Initial signals of support for the Third Pole were given by the Democratic Party (PD), the center-left formation which includes sections of the former Stalinist Italian Communist Party (PCI), before the December 14 confidence vote (see “Italy: right-wing underlies latest Berlusconi scandal”). After Berlusconi was confirmed by a narrow majority of three votes, Pier Luigi Bersani, PD’s secretary, openly proposed an alliance with the Third Pole and declared that he wanted “to present, by January, a proposal to all forces of opposition of center and center-left that can even have an electoral profile.”

As the neo-fascist Fini remained quiet on the question, in recent days Bersani voiced his apprehension and renewed his invitation with urgency, “The Third Pole must decide with whom to team up.”

Furthermore, Walter Veltroni, former PD secretary and one-time leading PCI member, who expressed “respect, admiration and gratitude” to the Fiat workers who voted in favor of the Mirafiori contract, extended the proposal to “all political forces. Any solution is better than this one, including elections.” The implication is the inclusion in a grand coalition of the racist Northern League, Berlusconi’s only standing partner.

Turin’s mayor Sergio Chiamparino (PD) spelled it out more clearly: the Northern League must “leave Berlusconi if it wants to bring home federalism.” Accentuating his nationalist tones as Italy celebrates its 150th anniversary, Chiamparino even offered his political advice and support to the reactionary Northern League: “Federalism must be the institutional reconstruction of a more advanced level of Italy’s Unity.” Chiamparino has strong ties with the Northern League’s minister of regulatory simplification, Roberto Calderoli, as well as Giulio Tremonti himself.

Moving slightly further to the “left” on the political spectrum, Nichi Vendola, leader of Sinistra Ecologia Libertà (Left Ecology Freedom or SEL), observes that the PD has been turned down by the neo-fascists and invites Bersani to forge a pact with his party as the next best thing. The Third Pole “must be working on another hypothesis,” guesses Vendola, who offers a “reforming coalition that puts Italy at the center.”

The chain of opportunists is not complete without the “far left” Rifondazione Comunista. In a statement issued last week for upcoming elections in Milan, Rifondazione proposes “a new renaissance—with [Giuliano] Pisapia and a united left we can win.”

Pisapia is a lawyer recently elected mayor of Milan after he won the PD coalition’s primaries. This type of alliance is precisely what enabled Vendola to become governor of Apulia. While SEL and Rifondazione move to the right by joining the PD in coalition primaries, the population’s move to the left finds expression in electoral support for candidates (Vendola, Pisapia) who fraudulently present themselves as “to the left of the establishment.”

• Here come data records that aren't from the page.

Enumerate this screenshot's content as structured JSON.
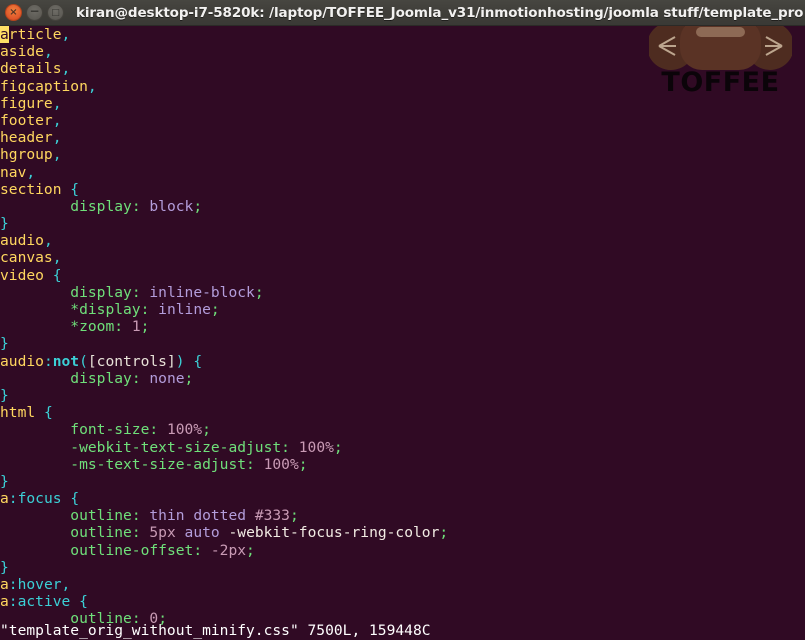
{
  "window": {
    "title": "kiran@desktop-i7-5820k: /laptop/TOFFEE_Joomla_v31/inmotionhosting/joomla stuff/template_pro",
    "controls": {
      "close_label": "×",
      "minimize_label": "−",
      "maximize_label": "□"
    }
  },
  "watermark": {
    "label": "TOFFEE",
    "colors": {
      "candy_body": "#5a3325",
      "candy_highlight": "#8d6a55",
      "wrapper": "#4e2c20",
      "text": "#0b0409"
    }
  },
  "terminal": {
    "background": "#300a24",
    "foreground": "#e8e2d8",
    "cursor_color": "#ffe066",
    "cursor_char": "a",
    "editor": "vim",
    "filename": "template_orig_without_minify.css",
    "status_line": "\"template_orig_without_minify.css\" 7500L, 159448C",
    "status_lines": "7500L",
    "status_chars": "159448C",
    "lines": [
      {
        "segments": [
          {
            "t": "a",
            "c": "cursor"
          },
          {
            "t": "rticle",
            "c": "sel"
          },
          {
            "t": ",",
            "c": "punc"
          }
        ]
      },
      {
        "segments": [
          {
            "t": "aside",
            "c": "sel"
          },
          {
            "t": ",",
            "c": "punc"
          }
        ]
      },
      {
        "segments": [
          {
            "t": "details",
            "c": "sel"
          },
          {
            "t": ",",
            "c": "punc"
          }
        ]
      },
      {
        "segments": [
          {
            "t": "figcaption",
            "c": "sel"
          },
          {
            "t": ",",
            "c": "punc"
          }
        ]
      },
      {
        "segments": [
          {
            "t": "figure",
            "c": "sel"
          },
          {
            "t": ",",
            "c": "punc"
          }
        ]
      },
      {
        "segments": [
          {
            "t": "footer",
            "c": "sel"
          },
          {
            "t": ",",
            "c": "punc"
          }
        ]
      },
      {
        "segments": [
          {
            "t": "header",
            "c": "sel"
          },
          {
            "t": ",",
            "c": "punc"
          }
        ]
      },
      {
        "segments": [
          {
            "t": "hgroup",
            "c": "sel"
          },
          {
            "t": ",",
            "c": "punc"
          }
        ]
      },
      {
        "segments": [
          {
            "t": "nav",
            "c": "sel"
          },
          {
            "t": ",",
            "c": "punc"
          }
        ]
      },
      {
        "segments": [
          {
            "t": "section ",
            "c": "sel"
          },
          {
            "t": "{",
            "c": "punc"
          }
        ]
      },
      {
        "segments": [
          {
            "t": "        ",
            "c": "plain"
          },
          {
            "t": "display",
            "c": "prop"
          },
          {
            "t": ": ",
            "c": "prop"
          },
          {
            "t": "block",
            "c": "val"
          },
          {
            "t": ";",
            "c": "prop"
          }
        ]
      },
      {
        "segments": [
          {
            "t": "}",
            "c": "punc"
          }
        ]
      },
      {
        "segments": [
          {
            "t": "audio",
            "c": "sel"
          },
          {
            "t": ",",
            "c": "punc"
          }
        ]
      },
      {
        "segments": [
          {
            "t": "canvas",
            "c": "sel"
          },
          {
            "t": ",",
            "c": "punc"
          }
        ]
      },
      {
        "segments": [
          {
            "t": "video ",
            "c": "sel"
          },
          {
            "t": "{",
            "c": "punc"
          }
        ]
      },
      {
        "segments": [
          {
            "t": "        ",
            "c": "plain"
          },
          {
            "t": "display",
            "c": "prop"
          },
          {
            "t": ": ",
            "c": "prop"
          },
          {
            "t": "inline-block",
            "c": "val"
          },
          {
            "t": ";",
            "c": "prop"
          }
        ]
      },
      {
        "segments": [
          {
            "t": "        ",
            "c": "plain"
          },
          {
            "t": "*display",
            "c": "prop"
          },
          {
            "t": ": ",
            "c": "prop"
          },
          {
            "t": "inline",
            "c": "val"
          },
          {
            "t": ";",
            "c": "prop"
          }
        ]
      },
      {
        "segments": [
          {
            "t": "        ",
            "c": "plain"
          },
          {
            "t": "*zoom",
            "c": "prop"
          },
          {
            "t": ": ",
            "c": "prop"
          },
          {
            "t": "1",
            "c": "num"
          },
          {
            "t": ";",
            "c": "prop"
          }
        ]
      },
      {
        "segments": [
          {
            "t": "}",
            "c": "punc"
          }
        ]
      },
      {
        "segments": [
          {
            "t": "audio",
            "c": "sel"
          },
          {
            "t": ":",
            "c": "punc"
          },
          {
            "t": "not",
            "c": "pseudob"
          },
          {
            "t": "(",
            "c": "punc"
          },
          {
            "t": "[controls]",
            "c": "attrsel"
          },
          {
            "t": ") ",
            "c": "punc"
          },
          {
            "t": "{",
            "c": "punc"
          }
        ]
      },
      {
        "segments": [
          {
            "t": "        ",
            "c": "plain"
          },
          {
            "t": "display",
            "c": "prop"
          },
          {
            "t": ": ",
            "c": "prop"
          },
          {
            "t": "none",
            "c": "val"
          },
          {
            "t": ";",
            "c": "prop"
          }
        ]
      },
      {
        "segments": [
          {
            "t": "}",
            "c": "punc"
          }
        ]
      },
      {
        "segments": [
          {
            "t": "html ",
            "c": "sel"
          },
          {
            "t": "{",
            "c": "punc"
          }
        ]
      },
      {
        "segments": [
          {
            "t": "        ",
            "c": "plain"
          },
          {
            "t": "font-size",
            "c": "prop"
          },
          {
            "t": ": ",
            "c": "prop"
          },
          {
            "t": "100%",
            "c": "num"
          },
          {
            "t": ";",
            "c": "prop"
          }
        ]
      },
      {
        "segments": [
          {
            "t": "        ",
            "c": "plain"
          },
          {
            "t": "-webkit-text-size-adjust",
            "c": "prop"
          },
          {
            "t": ": ",
            "c": "prop"
          },
          {
            "t": "100%",
            "c": "num"
          },
          {
            "t": ";",
            "c": "prop"
          }
        ]
      },
      {
        "segments": [
          {
            "t": "        ",
            "c": "plain"
          },
          {
            "t": "-ms-text-size-adjust",
            "c": "prop"
          },
          {
            "t": ": ",
            "c": "prop"
          },
          {
            "t": "100%",
            "c": "num"
          },
          {
            "t": ";",
            "c": "prop"
          }
        ]
      },
      {
        "segments": [
          {
            "t": "}",
            "c": "punc"
          }
        ]
      },
      {
        "segments": [
          {
            "t": "a",
            "c": "sel"
          },
          {
            "t": ":focus",
            "c": "pseudo"
          },
          {
            "t": " ",
            "c": "plain"
          },
          {
            "t": "{",
            "c": "punc"
          }
        ]
      },
      {
        "segments": [
          {
            "t": "        ",
            "c": "plain"
          },
          {
            "t": "outline",
            "c": "prop"
          },
          {
            "t": ": ",
            "c": "prop"
          },
          {
            "t": "thin dotted ",
            "c": "val"
          },
          {
            "t": "#333",
            "c": "num"
          },
          {
            "t": ";",
            "c": "prop"
          }
        ]
      },
      {
        "segments": [
          {
            "t": "        ",
            "c": "plain"
          },
          {
            "t": "outline",
            "c": "prop"
          },
          {
            "t": ": ",
            "c": "prop"
          },
          {
            "t": "5px",
            "c": "num"
          },
          {
            "t": " ",
            "c": "plain"
          },
          {
            "t": "auto",
            "c": "val"
          },
          {
            "t": " ",
            "c": "plain"
          },
          {
            "t": "-webkit-focus-ring-color",
            "c": "plain"
          },
          {
            "t": ";",
            "c": "prop"
          }
        ]
      },
      {
        "segments": [
          {
            "t": "        ",
            "c": "plain"
          },
          {
            "t": "outline-offset",
            "c": "prop"
          },
          {
            "t": ": ",
            "c": "prop"
          },
          {
            "t": "-2px",
            "c": "num"
          },
          {
            "t": ";",
            "c": "prop"
          }
        ]
      },
      {
        "segments": [
          {
            "t": "}",
            "c": "punc"
          }
        ]
      },
      {
        "segments": [
          {
            "t": "a",
            "c": "sel"
          },
          {
            "t": ":hover",
            "c": "pseudo"
          },
          {
            "t": ",",
            "c": "punc"
          }
        ]
      },
      {
        "segments": [
          {
            "t": "a",
            "c": "sel"
          },
          {
            "t": ":active",
            "c": "pseudo"
          },
          {
            "t": " ",
            "c": "plain"
          },
          {
            "t": "{",
            "c": "punc"
          }
        ]
      },
      {
        "segments": [
          {
            "t": "        ",
            "c": "plain"
          },
          {
            "t": "outline",
            "c": "prop"
          },
          {
            "t": ": ",
            "c": "prop"
          },
          {
            "t": "0",
            "c": "num"
          },
          {
            "t": ";",
            "c": "prop"
          }
        ]
      }
    ]
  }
}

Rifondazione states that “what’s necessary is a democratic alliance of all social and political forces that agree with the urgency of change and that are united on values like the Constitution, work and common good.” In other words, this is a party of bourgeois order. Rifondazione’s opportunism and class collaborationism turned workers away and cost the party all its seats in parliament in 2008.